As a child, I listened to more than my fair share of jazz music. My father had a deep appreciation of those soulful sounds and he was determined to teach me to feel similarly. My first live concert was to see Ray Charles perform and my car rides were filled with Count Basie and Wynton Marsalis. I may never love jazz as much as my father did, but one song will always stand out to me when I hear its fast paced notes floating through the air – Duke Ellington’s jazz standard “Take the A Train.” I’m not sure whether it was the brass section’s forceful overtures or the subtle undertones of the arrangement, but my father and I would often rewind the cassette (yes, the cassette) to listen to the song again.
In many ways, my job this week is business as usual – this week is the annual week when the A Better Chance staff meets in New York to review applications and refer students to our member schools. What is unusual about this week is that we are staying in Harlem instead of downtown, which means that we have to take the train back and forth to work. As I walked the three blocks to the station to travel to 59th Street this afternoon, I was pleasantly surprised to discover that I had to take – you guessed it – the A train to get to my destination.
As I took my ten-minute ride, I noticed something that I wanted to share with you. When you walk into the subway system, there are three trains that you can take that all are headed in the same direction – the A, B and C trains. It was recommended to me to take the A train because the A train is an express train, while the B and C trains are local routes. As the A train left the station, I had no real sense of just what that meant until I realized that after leaving from 125th Street, the A train didn’t stop AT ALL until it arrived at 59th Street, passing five or six other stops along the way. Thus, the A train gets to the destination faster because the B and C trains make all sorts of stops before arrival, but the A train just keeps moving.

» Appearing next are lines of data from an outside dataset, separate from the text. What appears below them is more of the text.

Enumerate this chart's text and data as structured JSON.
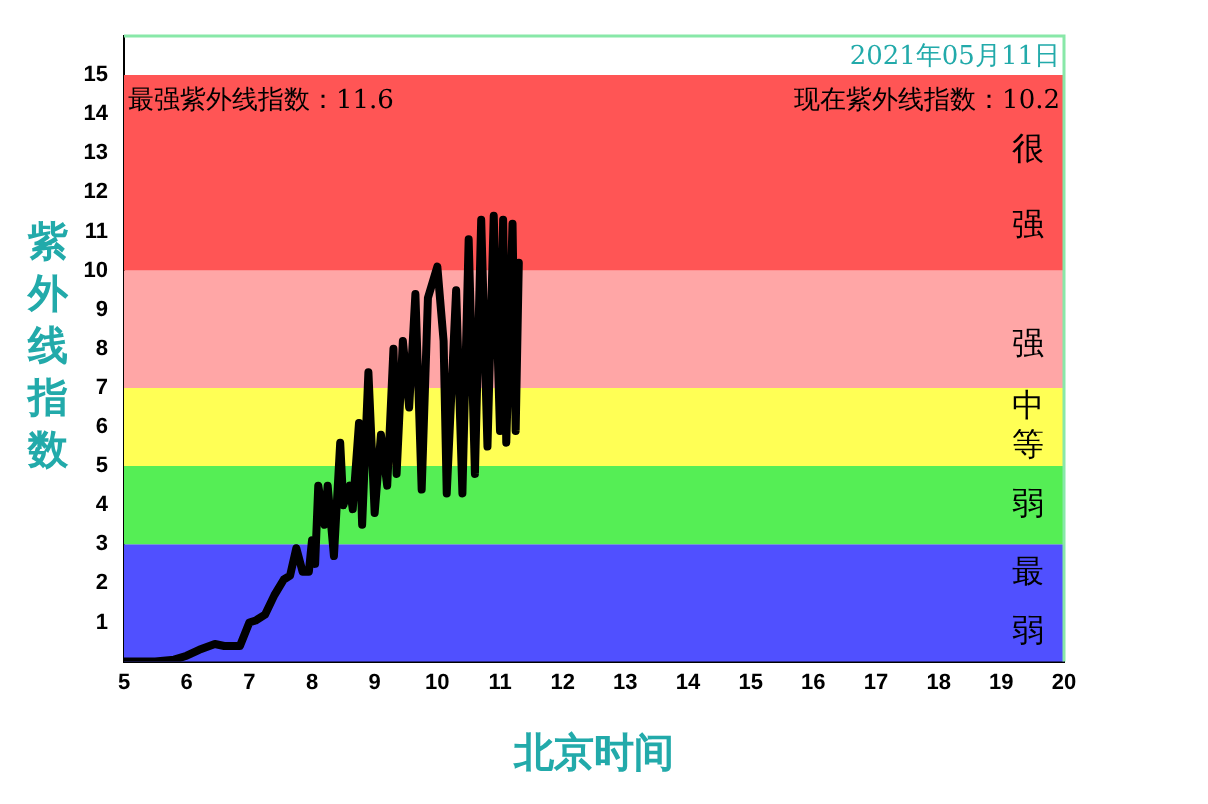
{
  "chart_data": {
    "type": "line",
    "xlabel": "北京时间",
    "ylabel": "紫外线指数",
    "annotations": [
      "2021年05月11日",
      "最强紫外线指数：11.6",
      "现在紫外线指数：10.2"
    ],
    "xlim": [
      5,
      20
    ],
    "xticks": [
      5,
      6,
      7,
      8,
      9,
      10,
      11,
      12,
      13,
      14,
      15,
      16,
      17,
      18,
      19,
      20
    ],
    "ylim": [
      0,
      16
    ],
    "yticks": [
      1,
      2,
      3,
      4,
      5,
      6,
      7,
      8,
      9,
      10,
      11,
      12,
      13,
      14,
      15
    ],
    "grid": false,
    "legend": false,
    "marker": "none",
    "line_style": "solid",
    "bands": [
      {
        "axis": "y",
        "from": 0,
        "to": 3,
        "label": "最弱",
        "color": "#5050ff"
      },
      {
        "axis": "y",
        "from": 3,
        "to": 5,
        "label": "弱",
        "color": "#55ee55"
      },
      {
        "axis": "y",
        "from": 5,
        "to": 7,
        "label": "中等",
        "color": "#ffff55"
      },
      {
        "axis": "y",
        "from": 7,
        "to": 10,
        "label": "强",
        "color": "#ffa6a6"
      },
      {
        "axis": "y",
        "from": 10,
        "to": 15,
        "label": "很强",
        "color": "#ff5555"
      }
    ],
    "series": [
      {
        "color": "#000000",
        "x": [
          5,
          5.5,
          5.8,
          6,
          6.2,
          6.45,
          6.6,
          6.85,
          7,
          7.1,
          7.25,
          7.4,
          7.55,
          7.65,
          7.75,
          7.85,
          7.95,
          8,
          8.05,
          8.1,
          8.2,
          8.25,
          8.35,
          8.45,
          8.5,
          8.6,
          8.65,
          8.75,
          8.8,
          8.9,
          9,
          9.1,
          9.2,
          9.3,
          9.35,
          9.45,
          9.55,
          9.65,
          9.75,
          9.85,
          10,
          10.1,
          10.15,
          10.3,
          10.4,
          10.5,
          10.6,
          10.7,
          10.8,
          10.9,
          11,
          11.05,
          11.1,
          11.2,
          11.25,
          11.3
        ],
        "values": [
          0,
          0,
          0.05,
          0.15,
          0.3,
          0.45,
          0.4,
          0.4,
          1,
          1.05,
          1.2,
          1.7,
          2.1,
          2.2,
          2.9,
          2.3,
          2.3,
          3.1,
          2.5,
          4.5,
          3.5,
          4.5,
          2.7,
          5.6,
          4,
          4.5,
          3.9,
          6.1,
          3.5,
          7.4,
          3.8,
          5.8,
          4.5,
          8,
          4.8,
          8.2,
          6.5,
          9.4,
          4.4,
          9.3,
          10.1,
          8.2,
          4.3,
          9.5,
          4.3,
          10.8,
          4.8,
          11.3,
          5.5,
          11.4,
          5.9,
          11.3,
          5.6,
          11.2,
          5.9,
          10.2
        ]
      }
    ]
  }
}
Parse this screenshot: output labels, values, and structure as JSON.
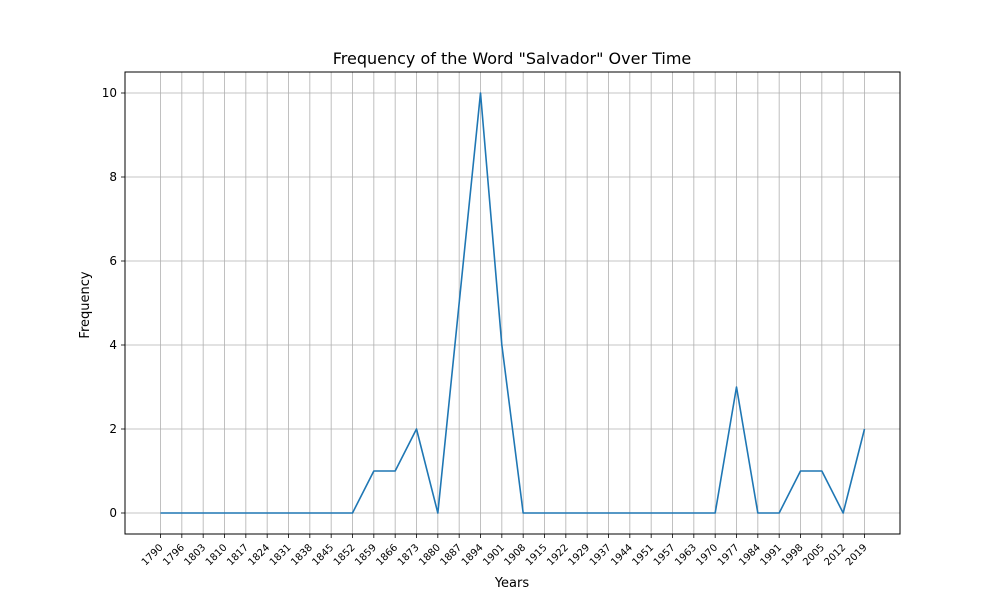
{
  "chart_data": {
    "type": "line",
    "title": "Frequency of the Word \"Salvador\" Over Time",
    "xlabel": "Years",
    "ylabel": "Frequency",
    "ylim": [
      -0.5,
      10.5
    ],
    "yticks": [
      0,
      2,
      4,
      6,
      8,
      10
    ],
    "grid": true,
    "series": [
      {
        "name": "Salvador",
        "color": "#1f77b4",
        "values": [
          0,
          0,
          0,
          0,
          0,
          0,
          0,
          0,
          0,
          0,
          1,
          1,
          2,
          0,
          5,
          10,
          4,
          0,
          0,
          0,
          0,
          0,
          0,
          0,
          0,
          0,
          0,
          3,
          0,
          0,
          1,
          1,
          0,
          2
        ]
      }
    ],
    "categories": [
      "1790",
      "1796",
      "1803",
      "1810",
      "1817",
      "1824",
      "1831",
      "1838",
      "1845",
      "1852",
      "1859",
      "1866",
      "1873",
      "1880",
      "1887",
      "1894",
      "1901",
      "1908",
      "1915",
      "1922",
      "1929",
      "1937",
      "1944",
      "1951",
      "1957",
      "1963",
      "1970",
      "1977",
      "1984",
      "1991",
      "1998",
      "2005",
      "2012",
      "2019"
    ]
  }
}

You may ask why this is relevant, especially since New York is not a part of the Mid-Atlantic Region and many of you may never need this transportation information. I’ve noticed over the years that many of our Scholars take the B and C trains in school and make all sorts of stops that aren’t essential. Bs and Cs won’t help you get to your goals at the same rate as As and will often distract you from reaching your goals as expeditiously as you otherwise would. Maybe this isn’t the time for you to chase your everlasting love on social media until he or she agrees to go to the prom with you. Maybe this isn’t your moment to get a job so that you can buy the latest fashions that don’t fit into your parents’ budget. The reality is that, at this stage in your life, your current love affair should be with your books and your job is to handle your business in the phenomenal schools to which you’ve been sent. And the fewer unnecessary stops you make, the faster you will get to your destination.
As you head towards college, your next destination, I hope that you will think about taking the express route this year. As are the highest possible grade, but getting them involves going the extra mile so determine to make it happen this year. So many of our Scholars don’t take the time to be involved in our A Better Chance meetings or to put in additional effort at getting for the SATs. So many never sign up to travel abroad or go on a college tour with us and dare to dream about the possibilities. I want my Scholars to be those young people who are determined to get As not just in school, but in life. I want you to put in the extra effort to not just pass or get by but to be excellent. And in the process, you will bypass a lot of the things that have caused others, who were on the same track with you all along, to fail in reaching their goals.
I challenge you this year to take the A train. And always rest assured that it’s my honor and my privilege to go along for the ride.